Bu bağlamda, ilk derece mahkemesinin ve Dairemizin karar tarihinden sonra yürürlüğe giren 7257 sayılı Kanun ile bağlantı ve sistem kullanım anlaşmalarında düzenlenen sistem kullanım ihlallerine ilişkin ceza-i şartlara ilişkin uyuşmazlıkların idari yargı yolunda görüleceği hükme bağlandığından yargı yoluna ilişkin bu değişikliğin usul hükmü niteliğinde olduğu, derhal ve kesinleşmemiş tüm uyuşmazlıkları da kapsar şekilde uygulanması gerektiği anlaşıldığından 6100 sayılı HMK’nın 114/1-b maddesine göre dava şartı olan “yargı yolunun caiz olmaması” nedeniyle davanın usulden reddine karar verilmesi gerektiğinden ilk derece mahkemesi kararının bozulması uygun görülmüştür (…)”
Gerekçesiyle bozma kararı verilmiştir.
Mahkememiz, esas ve usul yönünden yasaya uygun olan bozma ilâmına uymuştur.
Somut olayda; Mahkememizce verilen karar tarihinden sonra yürürlüğe giren 7257 sayılı Kanun ile bağlantı ve sistem kullanım anlaşmalarında düzenlenen sistem kullanım ihlallerine ilişkin ceza-i şartlara ilişkin uyuşmazlıkların idari yargı yolunda görüleceği hükme bağlandığından yargı yoluna ilişkin bu değişikliğin usul hükmü niteliğinde olduğu, derhal ve kesinleşmemiş tüm uyuşmazlıkları da kapsar şekilde uygulanması gerektiği anlaşıldığından; 6100 sayılı HMK’nın 114/1-b maddesine göre dava şartı olan “yargı yolunun caiz olmaması” nedeniyle davanın usulden reddine karar verilmesi gerekmiştir.
Yukarıda açıklanan yasal ve hukuksal olgu göz önüne alınarak aşağıdaki hüküm kurulmuştur.

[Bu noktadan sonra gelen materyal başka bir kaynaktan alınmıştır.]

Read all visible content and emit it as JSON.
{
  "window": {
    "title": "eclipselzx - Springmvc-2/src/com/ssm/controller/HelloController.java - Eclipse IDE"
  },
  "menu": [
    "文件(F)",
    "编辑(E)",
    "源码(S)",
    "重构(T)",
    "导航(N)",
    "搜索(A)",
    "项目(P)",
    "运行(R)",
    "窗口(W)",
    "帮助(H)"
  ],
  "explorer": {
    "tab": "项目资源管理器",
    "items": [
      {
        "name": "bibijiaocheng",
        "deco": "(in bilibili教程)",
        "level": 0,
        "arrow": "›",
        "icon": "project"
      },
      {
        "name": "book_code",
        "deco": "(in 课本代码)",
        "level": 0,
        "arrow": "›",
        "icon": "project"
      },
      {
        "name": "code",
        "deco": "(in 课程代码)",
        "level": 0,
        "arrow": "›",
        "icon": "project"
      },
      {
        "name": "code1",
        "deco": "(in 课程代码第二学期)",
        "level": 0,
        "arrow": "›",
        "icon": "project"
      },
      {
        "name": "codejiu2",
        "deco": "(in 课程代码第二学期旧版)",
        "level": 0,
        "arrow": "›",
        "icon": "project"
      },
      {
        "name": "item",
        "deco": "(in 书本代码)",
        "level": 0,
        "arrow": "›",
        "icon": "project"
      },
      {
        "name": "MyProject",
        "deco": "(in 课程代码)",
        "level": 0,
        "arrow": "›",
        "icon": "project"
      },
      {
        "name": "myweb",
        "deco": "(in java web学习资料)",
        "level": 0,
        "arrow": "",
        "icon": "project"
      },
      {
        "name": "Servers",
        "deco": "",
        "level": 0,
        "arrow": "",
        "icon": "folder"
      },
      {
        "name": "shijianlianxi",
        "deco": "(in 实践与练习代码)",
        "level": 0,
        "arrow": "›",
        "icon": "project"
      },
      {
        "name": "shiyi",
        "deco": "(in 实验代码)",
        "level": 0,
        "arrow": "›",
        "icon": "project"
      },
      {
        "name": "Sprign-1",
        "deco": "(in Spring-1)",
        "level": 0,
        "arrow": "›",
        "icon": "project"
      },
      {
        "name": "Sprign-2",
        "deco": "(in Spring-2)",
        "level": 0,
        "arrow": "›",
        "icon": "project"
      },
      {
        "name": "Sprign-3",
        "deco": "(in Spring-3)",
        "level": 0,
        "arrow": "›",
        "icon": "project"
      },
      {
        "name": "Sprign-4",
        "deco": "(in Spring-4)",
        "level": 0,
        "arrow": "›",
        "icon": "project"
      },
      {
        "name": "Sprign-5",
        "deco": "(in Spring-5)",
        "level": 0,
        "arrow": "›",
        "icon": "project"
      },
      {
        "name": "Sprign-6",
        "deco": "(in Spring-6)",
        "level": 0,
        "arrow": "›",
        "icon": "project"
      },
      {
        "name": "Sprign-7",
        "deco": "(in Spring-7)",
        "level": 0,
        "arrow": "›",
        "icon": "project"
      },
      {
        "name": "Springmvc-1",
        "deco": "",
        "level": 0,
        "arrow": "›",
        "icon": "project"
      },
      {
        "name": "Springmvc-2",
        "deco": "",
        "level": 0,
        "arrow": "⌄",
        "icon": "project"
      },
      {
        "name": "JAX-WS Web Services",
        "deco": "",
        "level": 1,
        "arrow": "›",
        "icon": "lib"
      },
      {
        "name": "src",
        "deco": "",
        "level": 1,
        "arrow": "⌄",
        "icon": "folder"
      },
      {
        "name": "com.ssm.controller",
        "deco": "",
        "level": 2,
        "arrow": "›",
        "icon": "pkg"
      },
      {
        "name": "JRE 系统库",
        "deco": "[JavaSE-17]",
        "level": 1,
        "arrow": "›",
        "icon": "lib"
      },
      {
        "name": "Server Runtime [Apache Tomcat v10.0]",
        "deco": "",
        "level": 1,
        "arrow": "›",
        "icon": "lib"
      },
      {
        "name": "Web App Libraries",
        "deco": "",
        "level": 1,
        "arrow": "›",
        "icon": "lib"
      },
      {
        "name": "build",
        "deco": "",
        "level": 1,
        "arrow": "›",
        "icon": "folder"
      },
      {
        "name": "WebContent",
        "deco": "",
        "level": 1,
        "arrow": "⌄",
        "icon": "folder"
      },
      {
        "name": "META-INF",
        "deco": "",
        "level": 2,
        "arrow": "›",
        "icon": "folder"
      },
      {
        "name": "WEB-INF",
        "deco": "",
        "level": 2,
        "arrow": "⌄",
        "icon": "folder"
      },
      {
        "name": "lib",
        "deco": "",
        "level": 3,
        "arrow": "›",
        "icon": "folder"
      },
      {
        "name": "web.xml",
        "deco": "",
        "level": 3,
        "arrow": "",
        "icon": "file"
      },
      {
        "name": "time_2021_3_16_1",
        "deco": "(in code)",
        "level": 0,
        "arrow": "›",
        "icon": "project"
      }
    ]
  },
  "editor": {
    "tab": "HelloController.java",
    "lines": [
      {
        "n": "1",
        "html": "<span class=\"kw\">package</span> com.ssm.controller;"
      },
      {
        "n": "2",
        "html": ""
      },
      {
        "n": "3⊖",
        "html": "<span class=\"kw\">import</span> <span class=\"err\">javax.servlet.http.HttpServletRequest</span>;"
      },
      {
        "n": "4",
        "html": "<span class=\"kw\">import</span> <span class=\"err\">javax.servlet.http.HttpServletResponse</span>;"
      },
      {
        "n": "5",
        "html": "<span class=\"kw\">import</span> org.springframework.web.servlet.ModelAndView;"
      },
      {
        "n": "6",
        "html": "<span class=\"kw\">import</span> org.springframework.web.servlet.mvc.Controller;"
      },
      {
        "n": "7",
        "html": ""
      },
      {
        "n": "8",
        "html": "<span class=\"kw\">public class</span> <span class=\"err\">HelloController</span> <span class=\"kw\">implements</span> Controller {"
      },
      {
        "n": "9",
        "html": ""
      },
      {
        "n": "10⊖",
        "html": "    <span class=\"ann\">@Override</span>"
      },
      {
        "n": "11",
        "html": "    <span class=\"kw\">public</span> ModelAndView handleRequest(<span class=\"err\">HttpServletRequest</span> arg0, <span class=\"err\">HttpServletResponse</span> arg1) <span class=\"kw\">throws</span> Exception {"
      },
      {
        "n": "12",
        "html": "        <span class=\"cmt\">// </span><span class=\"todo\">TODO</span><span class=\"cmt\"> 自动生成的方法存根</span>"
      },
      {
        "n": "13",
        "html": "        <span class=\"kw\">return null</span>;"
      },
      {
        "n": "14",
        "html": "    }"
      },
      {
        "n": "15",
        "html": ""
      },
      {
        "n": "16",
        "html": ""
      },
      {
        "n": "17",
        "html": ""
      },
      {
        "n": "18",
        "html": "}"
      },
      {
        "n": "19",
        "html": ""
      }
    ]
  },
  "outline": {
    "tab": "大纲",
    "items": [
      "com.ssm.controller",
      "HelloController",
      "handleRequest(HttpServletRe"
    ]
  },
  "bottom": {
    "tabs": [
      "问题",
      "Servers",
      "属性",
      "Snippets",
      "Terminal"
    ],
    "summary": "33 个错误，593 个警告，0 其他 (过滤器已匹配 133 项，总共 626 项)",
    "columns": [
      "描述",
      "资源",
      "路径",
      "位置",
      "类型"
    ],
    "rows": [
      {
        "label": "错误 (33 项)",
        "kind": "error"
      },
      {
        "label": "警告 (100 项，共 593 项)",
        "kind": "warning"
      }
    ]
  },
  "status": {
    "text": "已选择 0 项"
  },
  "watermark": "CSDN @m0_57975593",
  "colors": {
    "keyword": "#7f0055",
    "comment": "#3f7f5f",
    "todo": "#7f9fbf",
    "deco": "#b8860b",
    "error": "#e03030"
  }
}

HÜKÜM : Yukarıda açıklanan nedenlere, kararın dayandığı yasal ve hukuksal gerekçeye, dosyadaki kanıtlara ve Kurul’un takdirine göre;
1.-Dava şartı olan “yargı yolunun caiz olmaması” nedeniyle, HMK’nın 114/(1)-b ve 115/(2). maddeleri uyarınca davanın usulden reddine
2.- 492 sayılı Harçlar Kanunu gereğince, alınması gereken 59,30 TL karar ve ilâm harcından, peşin alınan 13.736,35 TL harçtan indirilerek artan 13.677,05 TL harcın, karar kesinleştiğinde istemi ve başvurusu halinde davacıya iadesine,
3.-Davacı tarafça yapılan yargılama giderlerinin üzerinde bırakılmasına,
4.-HMK m.333/1 uyarınca harcanmayan gider avansının hüküm kesinleştiğinde davacıya iadesine,
5.-Davalı tarafından yapılan 124,00 TL yargılama giderinin davacıdan alınarak davalıya verilmesine,
6.-Avukatlık Asgari Ücret Tarifesi uyarınca, davalı yararına hesaplanan 4.080,00 TL maktû vekâlet ücretinin davacıdan alınarak, davalıya verilmesine,
Dair, davacı vekili Av. .. ile davalı vekili Av. …’nin yüzlerine karşı; kararın tebliğinden itibaren iki hafta içerisinde Yargıtay’da temyiz yolu açık olmak üzere 06/07/2021 tarihinde oybirliğiyle verilen karar açıkça okunup, usûlen anlatıldı.